Combien de temps conserver le « casier » judiciaire ou déontologique ?
Publié le 30/01/2024 par Etienne Wery 1013 vues
La CJUE juge que la conservation générale et indifférenciée, jusqu’à leur décès, de données biométriques et génétiques des personnes condamnées pénalement est contraire au droit de l’Union. D’autres affaires similaires sont actuellement pendantes, notamment concernant les sanctions prononcées par l’instance disciplinaire d’une profession règlementée (avocat, médecin, etc.) et posent une question similaire.
Les registres de police
En Bulgarie, une personne a fait l’objet d’une inscription au registre de police dans le cadre d’une procédure d’instruction pour faux témoignage. Cette personne a finalement été reconnue coupable de cette infraction et condamnée à une peine de probation d’un an.
Après avoir purgé cette peine, la personne a bénéficié d’une réhabilitation.
Par la suite, elle a demandé à être radiée du registre de police. Selon le droit bulgare, les données la concernant sont conservées dans ce registre et peuvent être traitées par les autorités, qui y ont accès sans aucune limitation de durée autre que son décès. Sa demande a été rejetée au motif qu’une condamnation pénale définitive, même après réhabilitation, ne fait pas partie des motifs de radiation de l’inscription au registre de police. Saisie d’un recours, la Cour administrative suprême bulgare a posé des questions à la Cour de justice.
L’arrêt de la CJUE
Dans son arrêt, la Cour juge que la conservation générale et indifférenciée, jusqu’à leur décès, des données biométriques et génétiques des personnes condamnées pénalement pour une infraction volontaire est contraire au droit de l’Union.
La Cour relève que les données à caractère personnel qui sont conservées dans le registre de police en Bulgarie sont, notamment, le relevé des empreintes digitales, une photographie ainsi qu’un prélèvement à des fins de profilage ADN. Le registre contient également des données relatives aux infractions pénales commises par la personne concernée et aux condamnations prononcées à ce titre.
Ces données peuvent être indispensables pour vérifier si la personne concernée est impliquée dans le cadre d’autres infractions pénales que celle pour laquelle elle a été définitivement condamnée.
Toutes ces personnes ne présentent cependant pas le même degré de risque d’être impliquées dans d’autres infractions pénales, justifiant une durée uniforme de conservation des données les concernant. Ainsi, des facteurs tels que la nature et la gravité de l’infraction commise ou l’absence de récidive peuvent impliquer que le risque représenté par la personne condamnée ne justifie pas nécessairement le maintien, jusqu’à son décès, des données la concernant dans le registre de police.
Par conséquent, ce délai n’est approprié que dans des circonstances particulières qui le justifient dûment.

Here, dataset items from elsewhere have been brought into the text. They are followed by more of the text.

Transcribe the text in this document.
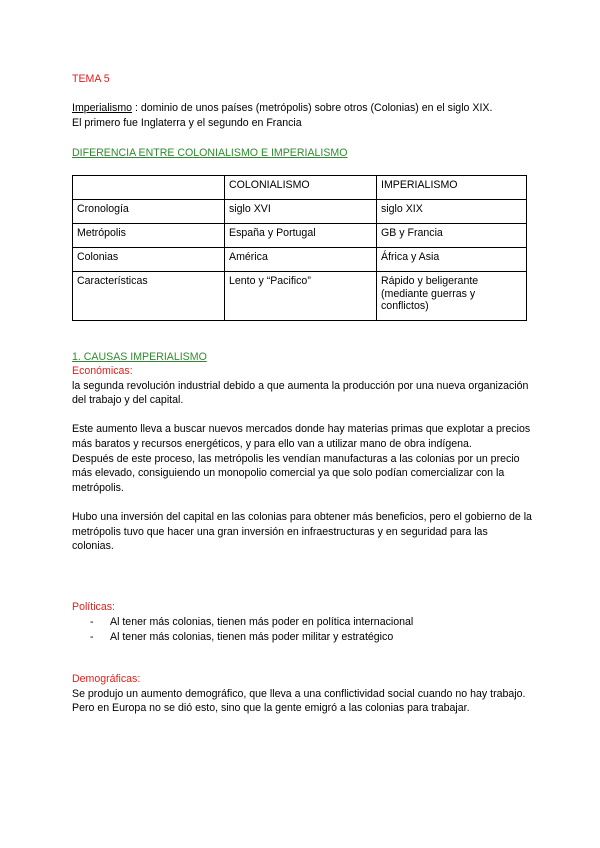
TEMA 5

Imperialismo : dominio de unos países (metrópolis) sobre otros (Colonias) en el siglo XIX.

El primero fue Inglaterra y el segundo en Francia

DIFERENCIA ENTRE COLONIALISMO E IMPERIALISMO

	COLONIALISMO	IMPERIALISMO
Cronología	siglo XVI	siglo XIX
Metrópolis	España y Portugal	GB y Francia
Colonias	América	África y Asia
Características	Lento y “Pacifico”	Rápido y beligerante (mediante guerras y conflictos)

1. CAUSAS IMPERIALISMO

Económicas:

la segunda revolución industrial debido a que aumenta la producción por una nueva organización del trabajo y del capital.

Este aumento lleva a buscar nuevos mercados donde hay materias primas que explotar a precios más baratos y recursos energéticos, y para ello van a utilizar mano de obra indígena.

Después de este proceso, las metrópolis les vendían manufacturas a las colonias por un precio más elevado, consiguiendo un monopolio comercial ya que solo podían comercializar con la metrópolis.

Hubo una inversión del capital en las colonias para obtener más beneficios, pero el gobierno de la metrópolis tuvo que hacer una gran inversión en infraestructuras y en seguridad para las colonias.

Políticas:

- Al tener más colonias, tienen más poder en política internacional
- Al tener más colonias, tienen más poder militar y estratégico

Demográficas:

Se produjo un aumento demográfico, que lleva a una conflictividad social cuando no hay trabajo. Pero en Europa no se dió esto, sino que la gente emigró a las colonias para trabajar.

Or, tel n’est pas le cas lorsqu’il est applicable de manière générale et indifférenciée à toute personne condamnée définitivement pour une infraction volontaire.
Le droit de l’Union requiert que la réglementation nationale prévoie l’obligation, pour le responsable du traitement, de vérifier régulièrement si cette conservation est toujours nécessaire et reconnaisse à la personne intéressée le droit à l’effacement de ces données dans l’hypothèse où tel ne serait plus le cas.
Les sanctions déontologiques
En Belgique, la Cour des marchés est saisie en appel d’une question similaire dans le secteur déontologiques : un ordre peut-il conserver indéfiniment une sanction déontologique prononcée contre l’un de ses membres, notamment pour lui permettre d’apprécier le risque de récidive ou de cerner la personnalité de la personne concernée dans le cadre d’une affaire ultérieure ?
Dans une décision du 16 juin 2023, l’Autorité de protection des données (APD) avait sanctionné l’ordre des pharmaciens, qui est allé en appel devant la Cour des marchés.
A l’instar de ce que la CJUE a jugé (ci-dessus), l’APD appelait l’ordre à établir « une distinction entre deux types de sanctions : les sanctions mineures (l’avertissement et la réprimande) et les sanctions majeures (les sanctions supérieures à la réprimande). »
L’APD poursuivait : « la conservation d’une sanction disciplinaire dans un dossier jusqu’à la retraite, peu importe son degré de sévérité, est excessive et non conforme au RGPD. Le défendeur ne parvient d’ailleurs pas à expliquer la pertinence de la conservation de sanction mineure jusqu’au décès ou la fin de carrière d’un pharmacien afin, par exemple, de prendre en compte la récidive dans une affaire disciplinaire. »
L’arrêt en appel sera rendu incessamment.
L’arrêt de la CJUE et la décision de l’APD sont disponibles en annexe.